There are other students in the class.
Although you desperately want to see what is happening inside the classroom, it is vital for our young dancers to focus during class. For children, distraction is contagious – we, therefore, try to minimise all outside interference in order to maximise the concentration and participation of the entire class.
Kids are more willing to participate.
It is natural that, when placed in a new situation, most children tend to cling to their parent(s) for security and reassurance. We have observed time and time again that when parents are allowed to sit inside the classroom, their children become bystanders – preferring to stand near their parents and watching over choosing to participate in the class. By simply stepping out of the dance studio you allow your child the opportunity to be independent and join in on the fun with the other kids. We have also observed that new children make friends and integrate into the group quicker when their parents aren’t in class.
Parents undermine the instructor’s authority.
Although this is never intentional, parents in the class automatically undermine the authority of the instructor. In the past when we have allowed parents to observe the classes, we noticed time and time again that the children focus more on the affirmation of the parents than that of their instructors. Similarly, parents sometimes “over-encourage” their children, regardless of the corrections given by the instructor.
A dance classroom is not just a safe environment to learn new things and have fun, but also to learn discipline. Our instructors have spent countless hours not only training in their relevant dance styles but also training how to be the best instructors and coaches for our students. The instructor is the absolute authority on the dancefloor and should be afforded the appropriate respect by parents and children alike.
You don’t see the dance progression as clearly.
In the same way that seeing someone every day can blind you to gradual changes in their appearance, being in class every week doesn’t allow you the opportunity to fully appreciate your child’s actual dance progression. Allow your child the opportunity to surprise you with their growth at our parent’s viewing days, competitions and our studio showcases.
We hope that these reasons give a bit more insight as to why we don’t allow spectators in the class. Although this article is focused on kids and parents, the reasons are transferable to all of the classes that we offer. We understand the first time in a dance studio can be quite daunting, but by your second visit, you’ll feel right at home!
We have, of course, had a few experiences of a child crying on their first lesson when their parent(s) leave the classroom. In some instances, all it takes is a little encouragement to dry those tears and the children continue the class with minimal disruption. However, if your child is inconsolable and our instructor is not able to calm him/her down, we will allow him/her to step out of the class for you to help soothe them.

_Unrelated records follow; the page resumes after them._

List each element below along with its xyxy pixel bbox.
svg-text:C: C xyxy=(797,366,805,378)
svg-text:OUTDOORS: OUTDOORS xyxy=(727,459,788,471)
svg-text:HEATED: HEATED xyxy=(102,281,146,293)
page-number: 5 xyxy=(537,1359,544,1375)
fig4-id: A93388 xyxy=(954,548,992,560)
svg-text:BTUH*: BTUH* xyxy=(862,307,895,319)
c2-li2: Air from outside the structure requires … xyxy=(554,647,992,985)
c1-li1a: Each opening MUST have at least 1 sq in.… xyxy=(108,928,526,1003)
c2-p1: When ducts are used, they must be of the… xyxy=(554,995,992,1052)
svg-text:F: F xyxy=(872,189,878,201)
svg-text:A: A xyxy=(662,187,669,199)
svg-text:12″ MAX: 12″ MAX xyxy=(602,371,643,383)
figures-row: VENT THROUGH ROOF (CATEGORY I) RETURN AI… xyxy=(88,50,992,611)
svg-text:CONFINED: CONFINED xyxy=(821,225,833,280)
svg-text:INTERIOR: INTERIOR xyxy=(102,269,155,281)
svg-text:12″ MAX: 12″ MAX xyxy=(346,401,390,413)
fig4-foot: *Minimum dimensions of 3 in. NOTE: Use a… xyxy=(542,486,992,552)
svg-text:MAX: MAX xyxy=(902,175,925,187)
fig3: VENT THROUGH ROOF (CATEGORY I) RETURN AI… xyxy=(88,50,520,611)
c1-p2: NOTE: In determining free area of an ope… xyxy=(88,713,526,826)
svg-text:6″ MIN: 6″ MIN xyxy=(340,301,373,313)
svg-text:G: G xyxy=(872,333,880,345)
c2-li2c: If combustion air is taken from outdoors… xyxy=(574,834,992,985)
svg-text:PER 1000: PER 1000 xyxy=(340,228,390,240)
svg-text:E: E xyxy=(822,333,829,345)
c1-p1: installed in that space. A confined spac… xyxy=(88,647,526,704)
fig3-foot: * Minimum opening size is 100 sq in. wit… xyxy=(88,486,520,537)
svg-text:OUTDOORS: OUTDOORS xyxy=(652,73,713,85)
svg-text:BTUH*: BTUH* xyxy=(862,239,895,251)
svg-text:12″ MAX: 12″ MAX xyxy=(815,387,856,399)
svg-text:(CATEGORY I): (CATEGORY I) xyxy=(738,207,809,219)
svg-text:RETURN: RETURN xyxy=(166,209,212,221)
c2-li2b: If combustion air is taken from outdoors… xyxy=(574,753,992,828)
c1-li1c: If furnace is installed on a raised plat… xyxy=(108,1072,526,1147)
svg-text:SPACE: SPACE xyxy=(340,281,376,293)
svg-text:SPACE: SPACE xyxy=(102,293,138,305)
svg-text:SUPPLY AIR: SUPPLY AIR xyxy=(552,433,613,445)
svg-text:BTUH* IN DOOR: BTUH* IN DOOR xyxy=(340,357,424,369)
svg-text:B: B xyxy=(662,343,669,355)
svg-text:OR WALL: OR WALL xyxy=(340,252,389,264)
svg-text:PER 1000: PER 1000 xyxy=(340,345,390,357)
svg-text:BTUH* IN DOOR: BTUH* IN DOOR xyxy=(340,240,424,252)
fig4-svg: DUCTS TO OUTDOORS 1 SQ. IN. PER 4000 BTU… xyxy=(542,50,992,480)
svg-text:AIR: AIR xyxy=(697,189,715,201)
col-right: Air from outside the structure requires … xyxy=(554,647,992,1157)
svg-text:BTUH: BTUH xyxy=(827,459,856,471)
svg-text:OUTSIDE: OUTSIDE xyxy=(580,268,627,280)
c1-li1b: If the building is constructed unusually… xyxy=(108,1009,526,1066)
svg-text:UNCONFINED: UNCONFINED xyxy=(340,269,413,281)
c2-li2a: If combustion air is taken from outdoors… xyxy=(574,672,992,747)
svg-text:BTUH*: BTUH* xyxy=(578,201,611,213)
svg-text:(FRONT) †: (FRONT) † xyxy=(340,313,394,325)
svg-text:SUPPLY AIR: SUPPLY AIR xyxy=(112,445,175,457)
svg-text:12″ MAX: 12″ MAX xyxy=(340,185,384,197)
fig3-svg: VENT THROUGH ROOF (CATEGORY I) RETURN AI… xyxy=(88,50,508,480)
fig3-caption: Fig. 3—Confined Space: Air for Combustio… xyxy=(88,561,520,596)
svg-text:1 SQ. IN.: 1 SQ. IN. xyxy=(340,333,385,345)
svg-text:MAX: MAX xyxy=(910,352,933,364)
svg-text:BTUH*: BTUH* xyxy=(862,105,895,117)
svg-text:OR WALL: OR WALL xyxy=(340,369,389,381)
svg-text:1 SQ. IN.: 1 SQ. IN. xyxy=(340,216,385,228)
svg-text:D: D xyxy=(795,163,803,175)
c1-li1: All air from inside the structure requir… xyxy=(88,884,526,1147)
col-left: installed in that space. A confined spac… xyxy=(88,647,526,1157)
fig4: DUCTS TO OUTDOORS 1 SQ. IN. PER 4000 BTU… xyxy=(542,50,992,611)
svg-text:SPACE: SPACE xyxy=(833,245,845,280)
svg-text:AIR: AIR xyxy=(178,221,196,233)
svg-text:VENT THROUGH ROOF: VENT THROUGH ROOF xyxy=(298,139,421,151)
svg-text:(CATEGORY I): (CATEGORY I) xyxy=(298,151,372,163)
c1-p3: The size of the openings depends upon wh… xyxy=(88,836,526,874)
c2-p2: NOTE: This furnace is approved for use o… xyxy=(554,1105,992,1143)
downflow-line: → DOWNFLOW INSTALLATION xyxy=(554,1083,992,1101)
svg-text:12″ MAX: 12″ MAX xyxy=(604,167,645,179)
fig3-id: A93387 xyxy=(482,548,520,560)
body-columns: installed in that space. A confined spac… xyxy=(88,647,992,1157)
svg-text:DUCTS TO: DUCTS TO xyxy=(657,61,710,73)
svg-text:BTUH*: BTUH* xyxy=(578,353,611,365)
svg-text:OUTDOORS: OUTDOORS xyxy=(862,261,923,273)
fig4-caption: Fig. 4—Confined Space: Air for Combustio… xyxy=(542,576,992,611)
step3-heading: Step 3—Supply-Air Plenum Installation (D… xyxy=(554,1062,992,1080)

As a parent, you know your child the best. If your child is not able to participate in the rest of the lesson, we are happy to accommodate with rescheduling your free trial to the next week when they will hopefully feel more at home.
*Tips To Parents*
Make sure that you prepare your child before class for the fact that you will not be able to be in the classroom during their lesson.
It goes without saying that you should always check that any instructor or teachers that your child will come into contact with, is cleared by the Sexual Offences Register & Child Protection Register. Any employee that works in the vicinity of children needs to be cleared by this register. This clearance needs to be done every 2 years.